NLRB Joint Employer Test Key Factor in College Athlete Employee Brawl –

The prospect of student-athletes being recognized as employees became scarier for the NCAA last Thursday when the National Labor Relations Board (NLRB) issued its final rule on when a business is a joint employer under the National Labor Relations Act (NLRA).

The new test, which takes effect Dec. 26, will make it easier for workers to claim their business owes them their work — and could have implications for the NCAA and college conferences as the NLRB considers whether USC athletes deserve employee designation.

A joint employer shares employment responsibility with another employer or employers. They all have to agree with a worker and their union, and all can be held jointly and severally liable if someone commits an unfair labor practice or engages in other illegal acts.

Under the new test, as long as the business has the capacity to control the basic conditions of the worker’s employment (hiring, wages, hours, discipline, supervision, firing, etc.), the business can be considered a joint employer—even if its control is indirect and even if the business does not use this control. Under the current and expiring test, the joint employer must directly and immediately control the employment.

The development creates significant implications for franchisors and franchisees. Their workers will become better able to claim that they have two employers, the franchisor and the franchisee, even if only one decides work schedules, pay and working hours.

Unions are likely to gain more influence under the new test. Each joint employer will have to bargain with a union, which can play one employer off the other.

Co-employment may seem far removed from college sports, given that college athletes are not recognized as employees.

However, that could change through litigation or NLRB petitions, with colleges considered the athletes’ primary employers. The NCAA and conferences could then be considered joint employers of possibly hundreds of thousands of athletes.

Like franchisors, the NCAA and conferences likely share control over athletes because their rules limit how athletes “work” in college. This applies to classes and travel and whether athletes follow academic rules, eligibility rules, disciplinary rules and drug rules.

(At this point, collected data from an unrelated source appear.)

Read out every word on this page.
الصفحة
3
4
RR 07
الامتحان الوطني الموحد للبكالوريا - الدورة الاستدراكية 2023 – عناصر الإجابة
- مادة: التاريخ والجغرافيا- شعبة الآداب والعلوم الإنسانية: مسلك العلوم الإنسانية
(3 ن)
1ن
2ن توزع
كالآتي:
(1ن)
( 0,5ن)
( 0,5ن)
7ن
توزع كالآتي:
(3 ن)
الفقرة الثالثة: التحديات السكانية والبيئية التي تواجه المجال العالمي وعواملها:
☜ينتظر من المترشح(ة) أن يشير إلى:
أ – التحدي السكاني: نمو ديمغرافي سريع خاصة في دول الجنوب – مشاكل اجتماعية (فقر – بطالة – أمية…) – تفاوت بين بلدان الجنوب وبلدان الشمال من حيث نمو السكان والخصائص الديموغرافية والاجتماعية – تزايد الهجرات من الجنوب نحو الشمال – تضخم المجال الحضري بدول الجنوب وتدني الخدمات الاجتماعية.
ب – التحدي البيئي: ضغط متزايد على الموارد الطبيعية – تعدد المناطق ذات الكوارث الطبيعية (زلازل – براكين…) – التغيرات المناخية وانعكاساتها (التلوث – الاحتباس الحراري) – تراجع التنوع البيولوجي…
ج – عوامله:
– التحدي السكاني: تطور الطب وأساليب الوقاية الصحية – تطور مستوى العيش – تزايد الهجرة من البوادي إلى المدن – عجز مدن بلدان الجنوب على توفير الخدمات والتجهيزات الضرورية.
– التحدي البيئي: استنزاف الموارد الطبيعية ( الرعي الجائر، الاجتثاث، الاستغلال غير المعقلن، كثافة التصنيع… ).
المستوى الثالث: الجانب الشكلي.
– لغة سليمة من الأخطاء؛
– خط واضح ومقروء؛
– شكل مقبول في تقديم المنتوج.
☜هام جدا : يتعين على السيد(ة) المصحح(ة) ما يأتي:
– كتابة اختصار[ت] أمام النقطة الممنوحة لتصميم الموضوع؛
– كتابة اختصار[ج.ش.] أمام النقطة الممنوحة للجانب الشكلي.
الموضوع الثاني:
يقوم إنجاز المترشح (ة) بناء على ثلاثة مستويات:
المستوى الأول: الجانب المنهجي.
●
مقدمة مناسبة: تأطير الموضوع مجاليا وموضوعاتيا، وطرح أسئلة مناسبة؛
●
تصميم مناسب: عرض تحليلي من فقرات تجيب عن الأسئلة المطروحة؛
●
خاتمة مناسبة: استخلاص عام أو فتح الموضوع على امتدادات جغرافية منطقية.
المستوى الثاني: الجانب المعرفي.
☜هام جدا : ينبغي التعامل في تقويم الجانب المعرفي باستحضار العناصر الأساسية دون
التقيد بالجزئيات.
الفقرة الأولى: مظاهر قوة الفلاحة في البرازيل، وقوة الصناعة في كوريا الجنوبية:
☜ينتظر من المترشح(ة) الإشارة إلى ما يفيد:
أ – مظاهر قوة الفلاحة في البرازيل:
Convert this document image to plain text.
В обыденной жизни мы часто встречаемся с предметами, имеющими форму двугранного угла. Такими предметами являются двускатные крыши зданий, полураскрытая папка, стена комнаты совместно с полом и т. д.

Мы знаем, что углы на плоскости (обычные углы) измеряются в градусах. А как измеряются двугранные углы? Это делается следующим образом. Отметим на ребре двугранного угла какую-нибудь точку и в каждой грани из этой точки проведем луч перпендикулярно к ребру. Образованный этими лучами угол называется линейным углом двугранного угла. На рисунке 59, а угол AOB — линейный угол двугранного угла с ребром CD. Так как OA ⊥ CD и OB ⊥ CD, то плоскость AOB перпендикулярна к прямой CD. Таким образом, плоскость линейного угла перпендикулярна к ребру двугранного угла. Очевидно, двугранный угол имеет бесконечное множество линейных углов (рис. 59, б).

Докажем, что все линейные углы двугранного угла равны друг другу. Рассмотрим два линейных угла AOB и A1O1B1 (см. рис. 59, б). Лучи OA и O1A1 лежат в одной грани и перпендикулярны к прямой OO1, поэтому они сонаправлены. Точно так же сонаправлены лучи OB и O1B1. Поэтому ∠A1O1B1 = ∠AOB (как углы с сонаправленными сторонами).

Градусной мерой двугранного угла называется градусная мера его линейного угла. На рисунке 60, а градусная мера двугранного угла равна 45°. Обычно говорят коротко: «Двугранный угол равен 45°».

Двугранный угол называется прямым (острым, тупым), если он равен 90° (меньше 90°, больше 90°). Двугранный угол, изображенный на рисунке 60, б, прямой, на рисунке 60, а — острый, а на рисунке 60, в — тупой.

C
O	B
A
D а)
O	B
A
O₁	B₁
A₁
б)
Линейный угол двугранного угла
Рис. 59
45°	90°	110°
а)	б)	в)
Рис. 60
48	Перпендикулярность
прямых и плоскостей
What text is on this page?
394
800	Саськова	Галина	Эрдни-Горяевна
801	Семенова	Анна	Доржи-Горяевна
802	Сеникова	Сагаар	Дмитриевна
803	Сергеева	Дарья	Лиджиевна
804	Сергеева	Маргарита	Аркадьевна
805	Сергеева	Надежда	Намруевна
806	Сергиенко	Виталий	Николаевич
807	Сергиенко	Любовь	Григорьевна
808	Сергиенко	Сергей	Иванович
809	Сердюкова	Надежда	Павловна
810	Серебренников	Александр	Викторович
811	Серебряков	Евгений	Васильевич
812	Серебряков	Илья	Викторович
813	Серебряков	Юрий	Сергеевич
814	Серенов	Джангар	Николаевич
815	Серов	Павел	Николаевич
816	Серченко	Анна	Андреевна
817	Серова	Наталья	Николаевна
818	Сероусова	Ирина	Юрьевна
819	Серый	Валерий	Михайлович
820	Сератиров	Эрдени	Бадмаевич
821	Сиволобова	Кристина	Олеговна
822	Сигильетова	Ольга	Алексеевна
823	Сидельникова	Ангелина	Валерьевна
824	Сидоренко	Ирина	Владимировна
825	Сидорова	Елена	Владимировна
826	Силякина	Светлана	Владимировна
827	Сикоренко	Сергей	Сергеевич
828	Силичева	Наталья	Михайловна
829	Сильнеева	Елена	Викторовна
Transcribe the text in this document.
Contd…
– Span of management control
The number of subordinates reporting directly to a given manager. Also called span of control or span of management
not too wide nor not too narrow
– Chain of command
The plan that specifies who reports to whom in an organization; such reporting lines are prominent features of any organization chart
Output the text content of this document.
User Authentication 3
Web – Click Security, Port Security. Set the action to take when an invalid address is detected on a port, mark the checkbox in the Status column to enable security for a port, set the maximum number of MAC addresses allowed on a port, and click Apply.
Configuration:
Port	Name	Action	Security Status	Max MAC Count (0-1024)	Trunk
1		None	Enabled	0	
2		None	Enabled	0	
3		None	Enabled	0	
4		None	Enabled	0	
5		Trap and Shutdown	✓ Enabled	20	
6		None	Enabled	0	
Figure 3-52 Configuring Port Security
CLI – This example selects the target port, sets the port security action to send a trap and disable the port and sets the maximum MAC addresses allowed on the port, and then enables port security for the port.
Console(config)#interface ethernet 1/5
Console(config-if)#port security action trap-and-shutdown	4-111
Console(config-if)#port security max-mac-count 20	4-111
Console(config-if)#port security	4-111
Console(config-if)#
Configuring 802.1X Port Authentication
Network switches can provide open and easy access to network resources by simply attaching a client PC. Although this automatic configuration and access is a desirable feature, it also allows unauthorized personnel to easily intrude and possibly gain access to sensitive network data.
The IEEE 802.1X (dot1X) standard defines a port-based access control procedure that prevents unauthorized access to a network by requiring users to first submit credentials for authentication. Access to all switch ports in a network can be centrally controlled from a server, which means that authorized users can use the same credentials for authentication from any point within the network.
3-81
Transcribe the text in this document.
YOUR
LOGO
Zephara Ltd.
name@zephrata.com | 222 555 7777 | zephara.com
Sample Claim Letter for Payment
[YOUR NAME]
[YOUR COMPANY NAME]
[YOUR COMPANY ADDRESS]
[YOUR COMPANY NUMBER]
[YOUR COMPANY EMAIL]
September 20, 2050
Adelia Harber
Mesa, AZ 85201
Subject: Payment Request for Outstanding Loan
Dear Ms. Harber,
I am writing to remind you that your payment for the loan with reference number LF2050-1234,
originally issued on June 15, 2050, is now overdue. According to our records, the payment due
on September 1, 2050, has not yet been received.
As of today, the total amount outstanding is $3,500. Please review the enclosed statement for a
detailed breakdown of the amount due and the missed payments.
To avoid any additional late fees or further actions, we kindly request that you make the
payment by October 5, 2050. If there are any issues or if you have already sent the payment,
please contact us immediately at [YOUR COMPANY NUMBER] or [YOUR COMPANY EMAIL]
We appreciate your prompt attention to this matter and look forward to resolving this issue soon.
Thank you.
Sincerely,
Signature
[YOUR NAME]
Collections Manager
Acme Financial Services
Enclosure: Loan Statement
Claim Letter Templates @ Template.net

A college, as a franchisee, may also run afoul of NCAA and conference rules in how it controls athletes.

Under the three-head employer model, colleges, conferences, and the NCAA would be required to negotiate employment with athletes who may be represented by a union or multiple unions (such as a sport, school, or conference, or a combination thereof).

This complex possibility is not hypothetical.

Next month, Administrative Law Judge Eleanor Laws will preside over an NLRB hearing in which the University of Southern California, the Pac-12 and the NCAA are represented as joint employers of the Trojans’ football players, men’s basketball players and women’s basketball players.

The laws won’t use the new joint employer standard — it can only apply to cases filed after Dec. 26. Additionally, the loser can appeal to the NLRB in Washington, D.C., and then appeal to a federal appeals court. Realistically, a final decision may not emerge until the second half of the 2020s.

But the stakes are huge.

If USC athletes who play one of these sports are considered employees, they may join a union or their teams may join different unions. Either way, USC will have to negotiate wages, hours and other terms of employment, including shares of revenue from television broadcasts and other licenses. Joint employers would do the same – ie. The NCAA and the Pac-12, or the Big Ten when USC joins them next year.

Then the domino effect will start and the chain reaction will be fast.

First, other USC athletes could and probably would claim to be employees given that they work a similar schedule. Then private college athletes near and far would make the same claim and point out that their schools have similar athletic profiles to USC.

Athletes at state universities would be in a different legal category because state labor laws determine whether they are employees. But even if they are not employees of their college, their conference and the NCAA, both of which are private entities and therefore governed by the NLRA, may work together. These athletes can then join alliances.

As employers of many thousands of college athletes, the NCAA may have to share revenue from the annual basketball tournament, which generates more than $1 billion, along with other revenue-generating activities.

Note that once athletes are considered officials, it’s game over for NCAA rules promoting amateurism and the student-athlete. The NCAA, conferences and colleges will have a legal obligation to bargain with their new hires, and each will be liable for monetary damages and injunctive relief if one refuses.

The new joint employer rule may also provide athletes with a second bite at the apple.

If USC, the Pac-12 and the NCAA are ultimately deemed non-employers, the decision will be based on an expired joint employment test. Don’t be surprised if athletes or those on behalf of athletes make the same arguments after the new joint employer rule goes into effect. Dartmouth men’s basketball players claiming their college as their employer show that athletes are ready to challenge their schools.

The perspective of the NCAA as a joint employer is not limited to NLRA controversies.

in Johnson v. NCAA, colleges and the NCAA are depicted as joint employers of Division I college students under the Fair Labor Standards Act (FLSA). The FLSA guarantees minimum wage and overtime pay. The athletes argue that if fellow work-study students, some of whom are also on scholarship, are paid to work at sporting events, the athletes working at those games should be paid as well. The FLSA has its own test for joint employment and is more permissive than that of the NLRA.

Times are changing in college sports, and unless the NCAA proactively changes the rules, it will likely watch the legal system force changes.